In the thread on community colleges (which morphed into a discussion of more general education and management issues), someone mentioned Kahneman on the “halo effect” in grading (or marking) student work. _Thinking Fast and Slow_ has been on my to-read pile since Christmas, but I got it down from the shelf to read the relevant pages. Kahneman:

bq. Early in my career as a professor, I graded students’ essay exams in the conventional way. I would pick up one test booklet at it time and read all the students’ essays in immediate succession, grading them as I went. I would then compute the total and go on to the next student. I eventually noticed that my evaluations of the essays in each booklet were strikingly homogeneous.

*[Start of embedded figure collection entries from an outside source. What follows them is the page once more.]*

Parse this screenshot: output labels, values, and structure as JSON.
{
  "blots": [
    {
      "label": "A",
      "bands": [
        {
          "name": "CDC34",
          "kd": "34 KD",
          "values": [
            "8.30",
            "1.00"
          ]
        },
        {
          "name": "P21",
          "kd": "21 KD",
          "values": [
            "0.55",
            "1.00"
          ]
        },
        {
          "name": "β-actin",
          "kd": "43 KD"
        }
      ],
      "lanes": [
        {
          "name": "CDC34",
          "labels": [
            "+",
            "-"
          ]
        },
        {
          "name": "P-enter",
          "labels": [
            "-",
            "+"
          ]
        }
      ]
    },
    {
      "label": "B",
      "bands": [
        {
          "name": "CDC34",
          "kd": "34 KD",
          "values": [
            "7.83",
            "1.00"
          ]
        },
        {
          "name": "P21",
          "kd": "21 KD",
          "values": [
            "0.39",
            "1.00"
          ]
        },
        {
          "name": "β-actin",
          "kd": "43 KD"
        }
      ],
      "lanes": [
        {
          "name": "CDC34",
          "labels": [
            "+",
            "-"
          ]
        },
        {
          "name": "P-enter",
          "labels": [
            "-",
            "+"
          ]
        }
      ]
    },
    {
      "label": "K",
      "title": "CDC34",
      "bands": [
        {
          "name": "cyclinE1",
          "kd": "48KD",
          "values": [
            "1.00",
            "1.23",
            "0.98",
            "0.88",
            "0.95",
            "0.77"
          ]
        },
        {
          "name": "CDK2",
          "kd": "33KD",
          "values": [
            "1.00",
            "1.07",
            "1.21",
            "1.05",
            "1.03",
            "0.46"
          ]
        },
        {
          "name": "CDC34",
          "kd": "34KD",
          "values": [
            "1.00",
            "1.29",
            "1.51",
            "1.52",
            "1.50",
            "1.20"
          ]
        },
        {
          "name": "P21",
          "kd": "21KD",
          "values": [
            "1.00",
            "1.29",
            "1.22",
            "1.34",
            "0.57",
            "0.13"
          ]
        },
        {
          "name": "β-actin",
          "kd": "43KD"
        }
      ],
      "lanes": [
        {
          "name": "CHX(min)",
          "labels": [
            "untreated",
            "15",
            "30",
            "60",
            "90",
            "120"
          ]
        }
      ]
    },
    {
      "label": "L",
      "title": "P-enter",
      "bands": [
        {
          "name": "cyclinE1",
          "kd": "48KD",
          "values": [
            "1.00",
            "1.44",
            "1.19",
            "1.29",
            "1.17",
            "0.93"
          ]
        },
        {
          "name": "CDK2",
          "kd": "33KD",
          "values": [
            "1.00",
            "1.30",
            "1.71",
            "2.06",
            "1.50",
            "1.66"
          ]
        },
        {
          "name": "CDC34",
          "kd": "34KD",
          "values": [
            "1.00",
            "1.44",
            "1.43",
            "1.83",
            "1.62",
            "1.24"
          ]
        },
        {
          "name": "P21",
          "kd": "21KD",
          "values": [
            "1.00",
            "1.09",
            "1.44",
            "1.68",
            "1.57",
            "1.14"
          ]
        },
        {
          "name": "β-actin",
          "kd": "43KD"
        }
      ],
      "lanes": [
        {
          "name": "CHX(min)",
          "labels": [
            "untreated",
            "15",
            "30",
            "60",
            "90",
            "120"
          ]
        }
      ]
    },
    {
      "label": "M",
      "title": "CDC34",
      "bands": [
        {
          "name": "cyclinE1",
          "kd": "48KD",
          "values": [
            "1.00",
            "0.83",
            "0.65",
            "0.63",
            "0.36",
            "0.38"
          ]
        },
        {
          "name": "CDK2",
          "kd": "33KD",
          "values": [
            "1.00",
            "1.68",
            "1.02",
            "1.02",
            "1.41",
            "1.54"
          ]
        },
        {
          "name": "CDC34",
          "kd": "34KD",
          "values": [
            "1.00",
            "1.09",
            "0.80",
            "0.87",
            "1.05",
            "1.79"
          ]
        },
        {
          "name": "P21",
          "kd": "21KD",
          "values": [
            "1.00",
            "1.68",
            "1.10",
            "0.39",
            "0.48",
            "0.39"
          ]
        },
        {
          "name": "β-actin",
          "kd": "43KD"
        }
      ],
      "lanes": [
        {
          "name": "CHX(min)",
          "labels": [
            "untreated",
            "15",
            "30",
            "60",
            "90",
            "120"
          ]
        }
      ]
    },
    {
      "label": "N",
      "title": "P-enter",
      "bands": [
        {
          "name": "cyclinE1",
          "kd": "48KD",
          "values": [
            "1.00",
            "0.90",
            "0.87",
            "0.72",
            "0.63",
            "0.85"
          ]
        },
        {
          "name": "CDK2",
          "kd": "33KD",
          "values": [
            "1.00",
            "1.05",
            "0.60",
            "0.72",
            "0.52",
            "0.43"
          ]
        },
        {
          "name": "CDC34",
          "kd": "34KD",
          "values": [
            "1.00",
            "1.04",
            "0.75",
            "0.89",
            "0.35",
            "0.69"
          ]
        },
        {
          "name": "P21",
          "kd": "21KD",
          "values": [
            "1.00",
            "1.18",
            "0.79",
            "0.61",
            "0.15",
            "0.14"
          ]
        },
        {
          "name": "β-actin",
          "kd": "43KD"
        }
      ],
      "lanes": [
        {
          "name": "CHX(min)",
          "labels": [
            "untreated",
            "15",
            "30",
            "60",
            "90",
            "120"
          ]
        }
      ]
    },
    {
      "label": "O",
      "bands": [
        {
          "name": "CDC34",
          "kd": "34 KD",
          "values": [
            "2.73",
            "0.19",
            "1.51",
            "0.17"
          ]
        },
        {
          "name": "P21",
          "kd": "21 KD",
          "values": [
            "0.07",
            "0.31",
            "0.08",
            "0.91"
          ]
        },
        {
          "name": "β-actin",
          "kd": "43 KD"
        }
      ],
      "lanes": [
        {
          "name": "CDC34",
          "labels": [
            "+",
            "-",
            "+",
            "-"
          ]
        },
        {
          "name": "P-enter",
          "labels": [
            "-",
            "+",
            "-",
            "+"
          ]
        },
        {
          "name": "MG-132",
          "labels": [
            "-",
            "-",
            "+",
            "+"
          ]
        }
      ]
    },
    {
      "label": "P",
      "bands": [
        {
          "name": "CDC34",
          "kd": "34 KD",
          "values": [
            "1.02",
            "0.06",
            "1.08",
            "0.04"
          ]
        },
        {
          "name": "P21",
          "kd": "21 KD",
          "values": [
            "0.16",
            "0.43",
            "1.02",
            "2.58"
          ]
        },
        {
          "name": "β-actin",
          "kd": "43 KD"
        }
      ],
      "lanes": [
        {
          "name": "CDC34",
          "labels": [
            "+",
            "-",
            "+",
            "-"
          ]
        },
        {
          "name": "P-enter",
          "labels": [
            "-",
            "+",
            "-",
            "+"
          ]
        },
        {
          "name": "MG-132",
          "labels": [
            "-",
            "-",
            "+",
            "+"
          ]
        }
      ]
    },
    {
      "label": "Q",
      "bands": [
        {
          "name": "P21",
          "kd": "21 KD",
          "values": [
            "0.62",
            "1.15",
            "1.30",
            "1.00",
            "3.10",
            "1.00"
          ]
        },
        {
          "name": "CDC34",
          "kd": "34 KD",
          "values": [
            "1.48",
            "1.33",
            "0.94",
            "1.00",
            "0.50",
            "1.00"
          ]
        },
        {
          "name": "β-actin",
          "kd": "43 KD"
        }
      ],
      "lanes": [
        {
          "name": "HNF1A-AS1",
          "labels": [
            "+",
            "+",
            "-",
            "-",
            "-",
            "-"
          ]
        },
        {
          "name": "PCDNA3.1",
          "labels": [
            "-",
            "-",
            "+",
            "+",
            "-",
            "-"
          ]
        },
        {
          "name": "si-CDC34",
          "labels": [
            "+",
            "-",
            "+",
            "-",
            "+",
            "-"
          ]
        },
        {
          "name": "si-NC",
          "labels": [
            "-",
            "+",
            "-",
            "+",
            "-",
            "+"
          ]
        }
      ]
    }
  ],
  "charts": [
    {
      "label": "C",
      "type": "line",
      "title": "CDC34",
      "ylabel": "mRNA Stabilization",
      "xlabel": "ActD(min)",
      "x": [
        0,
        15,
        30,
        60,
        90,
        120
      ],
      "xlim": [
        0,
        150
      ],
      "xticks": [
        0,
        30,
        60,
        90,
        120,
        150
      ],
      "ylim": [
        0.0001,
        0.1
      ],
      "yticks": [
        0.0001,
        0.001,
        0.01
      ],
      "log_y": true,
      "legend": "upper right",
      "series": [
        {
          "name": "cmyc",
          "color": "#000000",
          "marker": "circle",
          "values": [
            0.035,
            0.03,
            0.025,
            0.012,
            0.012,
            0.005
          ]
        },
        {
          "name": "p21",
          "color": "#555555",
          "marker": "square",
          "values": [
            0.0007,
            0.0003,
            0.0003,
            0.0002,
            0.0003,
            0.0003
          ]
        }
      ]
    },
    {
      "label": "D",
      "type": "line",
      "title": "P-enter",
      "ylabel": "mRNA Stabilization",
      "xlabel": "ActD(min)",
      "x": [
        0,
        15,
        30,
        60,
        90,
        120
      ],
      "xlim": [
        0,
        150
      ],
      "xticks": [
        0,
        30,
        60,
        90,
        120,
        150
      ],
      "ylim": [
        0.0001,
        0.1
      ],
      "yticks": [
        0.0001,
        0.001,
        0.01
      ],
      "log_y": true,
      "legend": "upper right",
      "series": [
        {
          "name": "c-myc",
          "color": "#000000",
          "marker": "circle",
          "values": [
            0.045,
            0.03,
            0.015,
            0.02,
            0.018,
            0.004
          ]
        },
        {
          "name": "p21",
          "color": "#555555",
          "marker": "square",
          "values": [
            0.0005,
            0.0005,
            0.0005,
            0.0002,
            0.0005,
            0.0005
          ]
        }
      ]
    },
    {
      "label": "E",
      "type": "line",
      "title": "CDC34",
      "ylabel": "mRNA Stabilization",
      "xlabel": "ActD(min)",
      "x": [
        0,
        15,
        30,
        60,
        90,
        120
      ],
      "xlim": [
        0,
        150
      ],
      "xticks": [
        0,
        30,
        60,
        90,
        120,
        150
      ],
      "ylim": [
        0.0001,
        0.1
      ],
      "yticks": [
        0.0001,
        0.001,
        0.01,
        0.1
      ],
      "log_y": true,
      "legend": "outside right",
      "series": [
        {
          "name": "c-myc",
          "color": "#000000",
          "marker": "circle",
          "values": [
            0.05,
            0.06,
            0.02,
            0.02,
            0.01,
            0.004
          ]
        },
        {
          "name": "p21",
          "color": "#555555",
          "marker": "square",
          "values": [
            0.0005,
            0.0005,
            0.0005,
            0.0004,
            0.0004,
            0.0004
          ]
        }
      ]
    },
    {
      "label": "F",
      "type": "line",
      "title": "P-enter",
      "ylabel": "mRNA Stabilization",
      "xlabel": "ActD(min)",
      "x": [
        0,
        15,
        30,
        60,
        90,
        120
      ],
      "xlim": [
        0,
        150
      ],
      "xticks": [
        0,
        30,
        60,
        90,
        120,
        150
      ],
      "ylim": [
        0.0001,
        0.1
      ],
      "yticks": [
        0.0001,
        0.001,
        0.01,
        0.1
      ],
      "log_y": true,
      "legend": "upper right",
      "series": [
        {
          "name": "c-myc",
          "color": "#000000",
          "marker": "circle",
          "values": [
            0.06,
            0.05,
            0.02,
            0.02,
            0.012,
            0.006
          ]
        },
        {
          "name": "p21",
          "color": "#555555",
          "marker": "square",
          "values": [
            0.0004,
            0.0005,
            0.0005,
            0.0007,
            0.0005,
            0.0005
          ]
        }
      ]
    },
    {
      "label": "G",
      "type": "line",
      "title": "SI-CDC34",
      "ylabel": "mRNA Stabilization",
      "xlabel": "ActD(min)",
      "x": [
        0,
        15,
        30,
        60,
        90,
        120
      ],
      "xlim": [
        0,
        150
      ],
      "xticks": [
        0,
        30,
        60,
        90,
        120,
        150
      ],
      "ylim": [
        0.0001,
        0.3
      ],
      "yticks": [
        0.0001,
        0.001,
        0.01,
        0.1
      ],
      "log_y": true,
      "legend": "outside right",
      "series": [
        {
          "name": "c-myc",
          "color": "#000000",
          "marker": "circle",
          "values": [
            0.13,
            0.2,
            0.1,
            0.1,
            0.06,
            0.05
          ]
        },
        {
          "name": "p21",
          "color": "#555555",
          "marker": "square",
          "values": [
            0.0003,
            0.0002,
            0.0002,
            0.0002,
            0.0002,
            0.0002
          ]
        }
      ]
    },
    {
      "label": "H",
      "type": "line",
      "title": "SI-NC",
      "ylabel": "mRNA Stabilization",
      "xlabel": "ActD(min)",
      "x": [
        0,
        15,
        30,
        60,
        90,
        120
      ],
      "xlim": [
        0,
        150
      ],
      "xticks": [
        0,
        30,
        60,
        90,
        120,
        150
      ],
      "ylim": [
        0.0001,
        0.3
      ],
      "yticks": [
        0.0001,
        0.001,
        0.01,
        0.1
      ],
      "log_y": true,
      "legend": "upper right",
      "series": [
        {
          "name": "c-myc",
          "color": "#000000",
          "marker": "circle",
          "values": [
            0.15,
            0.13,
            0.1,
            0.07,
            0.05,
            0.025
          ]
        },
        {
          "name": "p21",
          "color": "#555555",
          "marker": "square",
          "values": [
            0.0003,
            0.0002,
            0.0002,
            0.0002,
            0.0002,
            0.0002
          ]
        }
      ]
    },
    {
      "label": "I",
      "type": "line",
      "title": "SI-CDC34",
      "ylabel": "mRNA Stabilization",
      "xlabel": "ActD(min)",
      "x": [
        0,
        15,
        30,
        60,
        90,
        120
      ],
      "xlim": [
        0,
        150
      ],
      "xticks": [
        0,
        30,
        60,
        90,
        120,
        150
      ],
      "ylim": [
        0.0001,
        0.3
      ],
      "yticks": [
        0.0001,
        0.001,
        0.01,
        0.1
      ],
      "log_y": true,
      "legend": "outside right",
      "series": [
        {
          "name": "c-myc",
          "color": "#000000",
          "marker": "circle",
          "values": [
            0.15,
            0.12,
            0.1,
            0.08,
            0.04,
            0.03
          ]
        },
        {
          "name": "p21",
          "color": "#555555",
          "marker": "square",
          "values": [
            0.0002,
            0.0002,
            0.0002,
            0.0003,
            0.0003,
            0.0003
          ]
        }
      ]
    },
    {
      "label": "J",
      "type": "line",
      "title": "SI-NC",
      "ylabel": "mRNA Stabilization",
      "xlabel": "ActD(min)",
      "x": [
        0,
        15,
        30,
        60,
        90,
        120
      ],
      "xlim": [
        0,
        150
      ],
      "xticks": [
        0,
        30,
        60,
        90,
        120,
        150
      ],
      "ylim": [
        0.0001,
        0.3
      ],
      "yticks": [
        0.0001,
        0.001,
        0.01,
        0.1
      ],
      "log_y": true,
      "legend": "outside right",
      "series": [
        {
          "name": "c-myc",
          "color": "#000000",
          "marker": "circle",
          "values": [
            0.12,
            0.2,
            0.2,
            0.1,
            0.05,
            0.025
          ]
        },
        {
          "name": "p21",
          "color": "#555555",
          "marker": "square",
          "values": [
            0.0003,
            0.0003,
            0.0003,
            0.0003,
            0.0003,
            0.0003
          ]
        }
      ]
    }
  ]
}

I began to suspect that my grading exhibited a halo effect, and that the first question I scored had a disproportionate effect on the overall grade. The mechanism was simple: if I had given a high score to the first essay, I gave the student the benefit of the doubt whenever I encountered a vague or ambiguous statement later on. This seemed reasonable … I had told the students that the two essays had equal weight, but that was not true: the first one had a much greater impact on the final grade than the second. This was unacceptable. (p. 83)

Kahneman then switched to reading all the different students’ answers to each question. This often left him feeling uncomfortable, because he would discover that his confidence in his judgement became undermined when he later discovered that his responses to the same student’s work were all over the place. Neverthless, he is convinced that his new procedure, which, as he puts it “decorrelates error” is superior.

I’m sure he’s right about that and that his revised procedure is better: I intend to adopt it. Some off-the-cuff thoughts though: (1) I imagine some halo effect persists and that one’s judgement of an immediately subsequent answer to the same question in consecutive booklets or script is influenced by the preceding one; (2) reading answers to the same question over and over again can be even more tedious than marking usually is. I thing it would be even better to switch at random through the piles; (3) (and this may get covered in the book) the fact that sequence matters because of halo effects strikes me as a big problem for Bayesians. What your beliefs about something end up being can just be the result of the sequence in which you encounter the evidence. If right (and it’s not my department) then that ought to be a major strike against Bayesianism.